Guantanamo

ABC News: 9/11 Families: Gitmo Tribunals ‘Tainted’

The ABC News blog posted this article this afternoon:

‘9/11 Families: Gitmo Tribunals ‘Tainted’ — Group of Victims’ Relatives Say Military Tribunals ‘Compromised by Politics

Here is my response:

The letter was not “released by the ACLU,” it was written by the ACLU and only a TINY percentage of 9/11 family members signed it.

Oh, by the way, no one in my ‘9/11 family’ signed the letter, making the first two words of your title an imitation of Kerry 2004 when four “girls” from New Jersey were with him on the campaign while 262 of us from many families sided with his opposition. ‘9/11 families…?’ I think not.

Oh, by the way, the majority of the TINY percentage signers of their letter are either 1) members of the Teresa Heinz-Kerry/Tides Foundation supported never war Peace[ful] Tomorrows who lost someone on 9/11 and just added to their group’s name in 2002 or 2) ‘Jersey Girls‘ and company.

And oh, by the way, what the heck is the appointing/convening authority doing being influenced by those or any percentage of names? Are a band of dissenters the law unto themselves or are the laws of our land — the Military Commission Act and Detainee Treatment Act — what vastly experienced lawyer Susan Crawford should be guided by?

Disclaimer: The ACLU did not write my response for me; I write my own stuff and speak only for me and my ‘9/11 family.’

Update: Also see No 9/11 kin will witness Gitmo arraignments, thanks to DoD and a NY Daily News ‘reporter’

Guantanamo Is a Model Prison (Really)

Rear Adm. Buzby was the commander of Joint Task Force Guantanamo from May 2007 until last week. In part, he writes today in the Wall Street Journal this:

All detainees receive three-meals per day, a 4,000-calorie diet selected from six different menus that meet the halal cultural dietary requirements, and which provide for special needs such as low sodium, vegetarian or diabetic. We provide comfort items including sheets and bedding, uniforms, shoes, prayer beads, prayer rugs, toiletries and bottled water. Each detainee is issued a Quran in Arabic and one in his native language. An ever-expanding, 5,000 volume library is available for a weekly choice of reading material.

Detainees sent and received more than 27,000 pieces of mail last year. In addition to humanitarian phone calls, which have long been permitted, we allow annual phone calls to family members. Last year, more than 1,200 attorney visits were conducted.
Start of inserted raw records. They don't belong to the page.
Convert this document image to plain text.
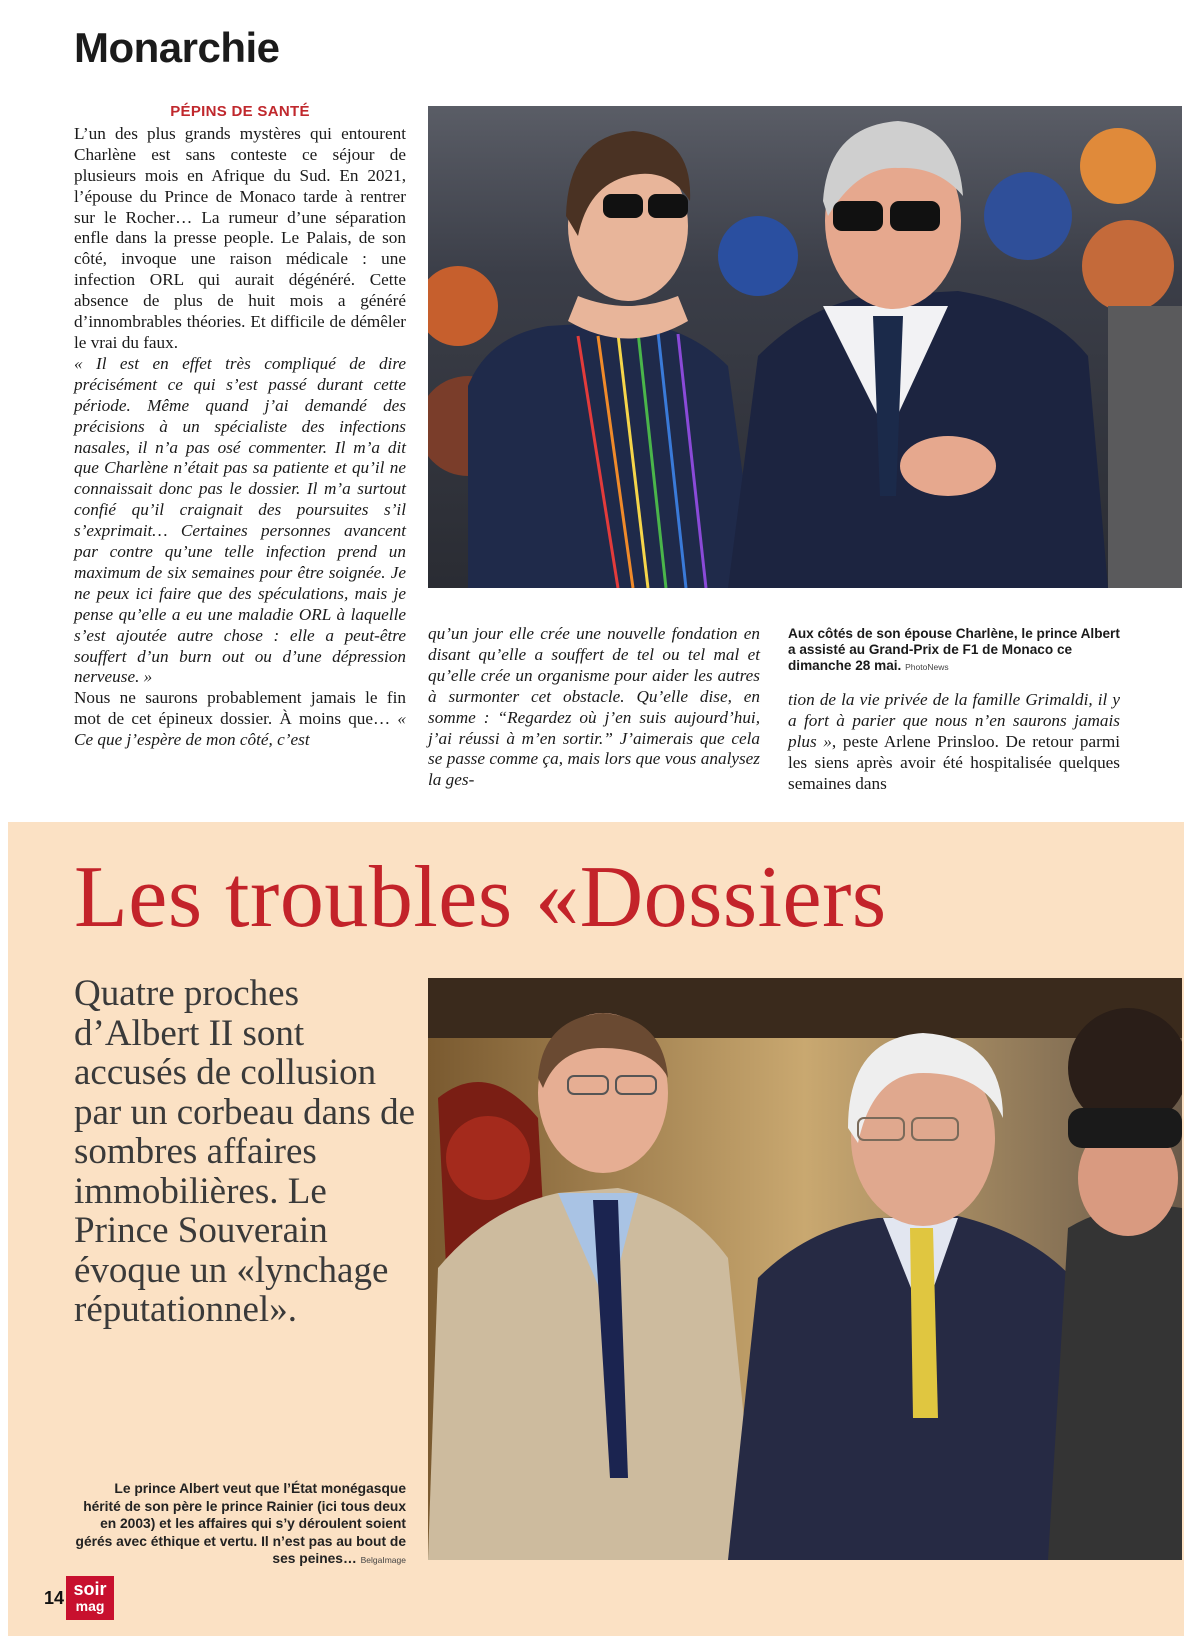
Monarchie
PÉPINS DE SANTÉ

L’un des plus grands mystères qui entourent Charlène est sans conteste ce séjour de plusieurs mois en Afrique du Sud. En 2021, l’épouse du Prince de Monaco tarde à rentrer sur le Rocher… La rumeur d’une séparation enfle dans la presse people. Le Palais, de son côté, invoque une raison médicale : une infection ORL qui aurait dégénéré. Cette absence de plus de huit mois a généré d’innombrables théories. Et difficile de démêler le vrai du faux.

« Il est en effet très compliqué de dire précisément ce qui s’est passé durant cette période. Même quand j’ai demandé des précisions à un spécialiste des infections nasales, il n’a pas osé commenter. Il m’a dit que Charlène n’était pas sa patiente et qu’il ne connaissait donc pas le dossier. Il m’a surtout confié qu’il craignait des poursuites s’il s’exprimait… Certaines personnes avancent par contre qu’une telle infection prend un maximum de six semaines pour être soignée. Je ne peux ici faire que des spéculations, mais je pense qu’elle a eu une maladie ORL à laquelle s’est ajoutée autre chose : elle a peut-être souffert d’un burn out ou d’une dépression nerveuse. »

Nous ne saurons probablement jamais le fin mot de cet épineux dossier. À moins que… « Ce que j’espère de mon côté, c’est

qu’un jour elle crée une nouvelle fondation en disant qu’elle a souffert de tel ou tel mal et qu’elle crée un organisme pour aider les autres à surmonter cet obstacle. Qu’elle dise, en somme : “Regardez où j’en suis aujourd’hui, j’ai réussi à m’en sortir.” J’aimerais que cela se passe comme ça, mais lors que vous analysez la ges-

Aux côtés de son épouse Charlène, le prince Albert a assisté au Grand-Prix de F1 de Monaco ce dimanche 28 mai. PhotoNews

tion de la vie privée de la famille Grimaldi, il y a fort à parier que nous n’en saurons jamais plus », peste Arlene Prinsloo. De retour parmi les siens après avoir été hospitalisée quelques semaines dans

Les troubles «Dossiers
Quatre proches d’Albert II sont accusés de collusion par un corbeau dans de sombres affaires immobilières. Le Prince Souverain évoque un «lynchage réputationnel».
Le prince Albert veut que l’État monégasque hérité de son père le prince Rainier (ici tous deux en 2003) et les affaires qui s’y déroulent soient gérés avec éthique et vertu. Il n’est pas au bout de ses peines… BelgaImage
14 soir
mag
Suggestions that detainees are being held “incommunicado” are simply not true.

Medical-care standards afforded to detainees are the same that my troopers receive. Access to treatment is 24/7, with a detainee-to-medical-staff ratio of three-to-one that far exceeds Federal Bureau of Prison standards, and is frankly better than what most Americans enjoy.

Joint Task Force doctors have performed more than 370 surgeries, including restorative eye procedures, and a recent back surgery that restored movement and avoided possible paralysis for a detainee. Shortly after, that detainee sent me a note saying “Thank you, I have been wrong about Americans.”

No wonder so many countries refuse to accept back nearly a hundred of their citizens. If those detainees reached home and spread rumors, their neighbors might revolt over why they don’t have it as good as the jihadists did at Guantanamo.